Oh wait.. government EBT... soon that's all they'll accept at McD's.

33   BoomAndBustCycle   2014 May 12, 6:59am  

Eventually Technology will render Capitalism obsolete... It already is stressing the foundations of traditional capitalism. Those that hold fast to capitalism like an economic religion, should learn societies evolve and new economic theories come into play eventually.

If we harness the power of Fusion energy before we destroy ourselves and our planet... then we will DEFINITELY need a new economic system. When you can run your automobile off an banana peel and some refuse like in Back To The Future.. it changes society in ways unimaginable.

34   Dan8267   2014 May 12, 7:04am  

Strategist says

Sooner or later all jobs requiring no thinking will be replaced by technology. If you raise the minimum wage too high, too quickly, you end up speeding up the inevitable.

As long as we socialize the profits of automation, that's a good thing. The only bad thing is allowing a few "owner" to get all the profits of automation, especially when those owners didn't contribute anything to the building of the automation. They designed no circuits, wrote no software, built no robots, fabricated no chips.

The problem with capitalism is that it takes from the wealth producers (engineers and other workers) to give to non-producers (owners and executives). Any system based on that transfer will eventually collapse.

35   Dan8267   2014 May 12, 7:05am  

BoomAndBustCycle says

Eventually Technology will render Capitalism obsolete...

I would argue it already has. Capitalism, like the automobile, is a technology that should have been phased out in the 20th century.

36   Reality   2014 May 12, 7:10am  

"Owner" is the one who holds the bag when a specific piece of capital is rendered obsolete by advancing technology.

The constant effort to keep capital up-to-date is the job of the owners and executives.
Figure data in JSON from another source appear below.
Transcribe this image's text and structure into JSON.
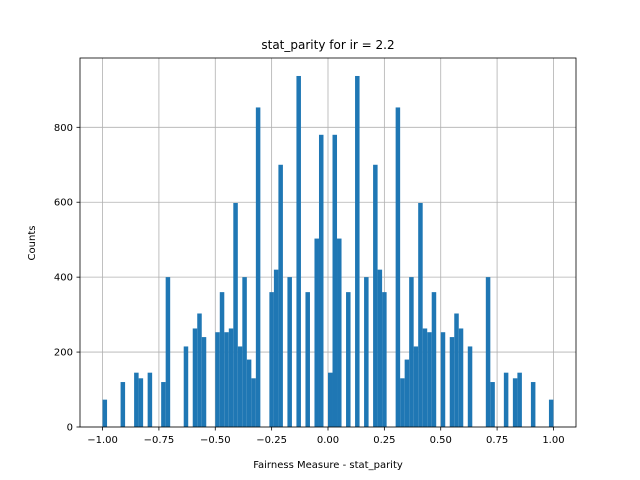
{
  "chart_data": {
    "type": "bar",
    "title": "stat_parity for ir = 2.2",
    "xlabel": "Fairness Measure - stat_parity",
    "ylabel": "Counts",
    "xlim": [
      -1.1,
      1.1
    ],
    "ylim": [
      0,
      985
    ],
    "x_ticks": [
      -1.0,
      -0.75,
      -0.5,
      -0.25,
      0.0,
      0.25,
      0.5,
      0.75,
      1.0
    ],
    "x_tick_labels": [
      "−1.00",
      "−0.75",
      "−0.50",
      "−0.25",
      "0.00",
      "0.25",
      "0.50",
      "0.75",
      "1.00"
    ],
    "y_ticks": [
      0,
      200,
      400,
      600,
      800
    ],
    "y_tick_labels": [
      "0",
      "200",
      "400",
      "600",
      "800"
    ],
    "grid": true,
    "color": "#1f77b4",
    "bin_width": 0.02,
    "bins": [
      {
        "x": -0.99,
        "value": 73
      },
      {
        "x": -0.91,
        "value": 120
      },
      {
        "x": -0.85,
        "value": 145
      },
      {
        "x": -0.83,
        "value": 130
      },
      {
        "x": -0.79,
        "value": 145
      },
      {
        "x": -0.73,
        "value": 120
      },
      {
        "x": -0.71,
        "value": 400
      },
      {
        "x": -0.63,
        "value": 215
      },
      {
        "x": -0.59,
        "value": 263
      },
      {
        "x": -0.57,
        "value": 303
      },
      {
        "x": -0.55,
        "value": 240
      },
      {
        "x": -0.49,
        "value": 253
      },
      {
        "x": -0.47,
        "value": 360
      },
      {
        "x": -0.45,
        "value": 253
      },
      {
        "x": -0.43,
        "value": 263
      },
      {
        "x": -0.41,
        "value": 598
      },
      {
        "x": -0.39,
        "value": 215
      },
      {
        "x": -0.37,
        "value": 400
      },
      {
        "x": -0.35,
        "value": 180
      },
      {
        "x": -0.33,
        "value": 130
      },
      {
        "x": -0.31,
        "value": 853
      },
      {
        "x": -0.25,
        "value": 360
      },
      {
        "x": -0.23,
        "value": 420
      },
      {
        "x": -0.21,
        "value": 700
      },
      {
        "x": -0.17,
        "value": 400
      },
      {
        "x": -0.13,
        "value": 937
      },
      {
        "x": -0.09,
        "value": 360
      },
      {
        "x": -0.05,
        "value": 503
      },
      {
        "x": -0.03,
        "value": 780
      },
      {
        "x": 0.01,
        "value": 145
      },
      {
        "x": 0.03,
        "value": 780
      },
      {
        "x": 0.05,
        "value": 503
      },
      {
        "x": 0.09,
        "value": 360
      },
      {
        "x": 0.13,
        "value": 937
      },
      {
        "x": 0.17,
        "value": 400
      },
      {
        "x": 0.21,
        "value": 700
      },
      {
        "x": 0.23,
        "value": 420
      },
      {
        "x": 0.25,
        "value": 360
      },
      {
        "x": 0.31,
        "value": 853
      },
      {
        "x": 0.33,
        "value": 130
      },
      {
        "x": 0.35,
        "value": 180
      },
      {
        "x": 0.37,
        "value": 400
      },
      {
        "x": 0.39,
        "value": 215
      },
      {
        "x": 0.41,
        "value": 598
      },
      {
        "x": 0.43,
        "value": 263
      },
      {
        "x": 0.45,
        "value": 253
      },
      {
        "x": 0.47,
        "value": 360
      },
      {
        "x": 0.51,
        "value": 253
      },
      {
        "x": 0.55,
        "value": 240
      },
      {
        "x": 0.57,
        "value": 303
      },
      {
        "x": 0.59,
        "value": 263
      },
      {
        "x": 0.63,
        "value": 215
      },
      {
        "x": 0.71,
        "value": 400
      },
      {
        "x": 0.73,
        "value": 120
      },
      {
        "x": 0.79,
        "value": 145
      },
      {
        "x": 0.83,
        "value": 130
      },
      {
        "x": 0.85,
        "value": 145
      },
      {
        "x": 0.91,
        "value": 120
      },
      {
        "x": 0.99,
        "value": 73
      }
    ]
  }
}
Dan, if you are tired of writing codes, you can start your own business and take your own chances. Then you don't have to worry about someone else taking the fruits of your labor; that is, besides the taxman.

37   Reality   2014 May 12, 7:13am  

Dan8267 says

BoomAndBustCycle says

Eventually Technology will render Capitalism obsolete...

I would argue it already has. Capitalism, like the automobile, is a technology that should have been phased out in the 20th century.

They tried very hard in the 20th century: first Communism, then Fascism, then a soft-peddling collectivism in the name of social democracy. Human societies go through cycles of liberty, prosperity, tyranny, privation then back to struggle for liberty again. That cycle was noticed as early as 2000+ years ago by the ancient Greeks and Romans.

39   Dan8267   2014 May 12, 7:19am  

Reality says

They tried very hard in the 20th century:

The fact that you equate capitalism with liberty demonstrates that economics is a religion to you. If anything, capitalism harms liberty as evident by the open system of bribery in our country we call lobbying.

40   Reality   2014 May 12, 7:21am  

Dan8267 says

Reality says

They tried very hard in the 20th century:

The fact that you equate capitalism with liberty demonstrates that economics is a religion to you. If anything, capitalism harms liberty as evident by the open system of bribery in our country we call lobbying.

LOL. Political privileges are feudalism/socialism, not capitalism.

41   Strategist   2014 May 12, 7:54am  

Dan8267 says

Strategist says

Sooner or later all jobs requiring no thinking will be replaced by technology. If you raise the minimum wage too high, too quickly, you end up speeding up the inevitable.

As long as we socialize the profits of automation, that's a good thing. The only bad thing is allowing a few "owner" to get all the profits of automation, especially when those owners didn't contribute anything to the building of the automation. They designed no circuits, wrote no software, built no robots, fabricated no chips.

Progressive taxation does just that. A 7 year old orphan should and is provided with all the basic needs including education and healthcare. That money mostly comes from those who make the most. A 7 year old orphan in an African country gets literally nothing.
We all benefit with a good economy and an economic system that produces wealth.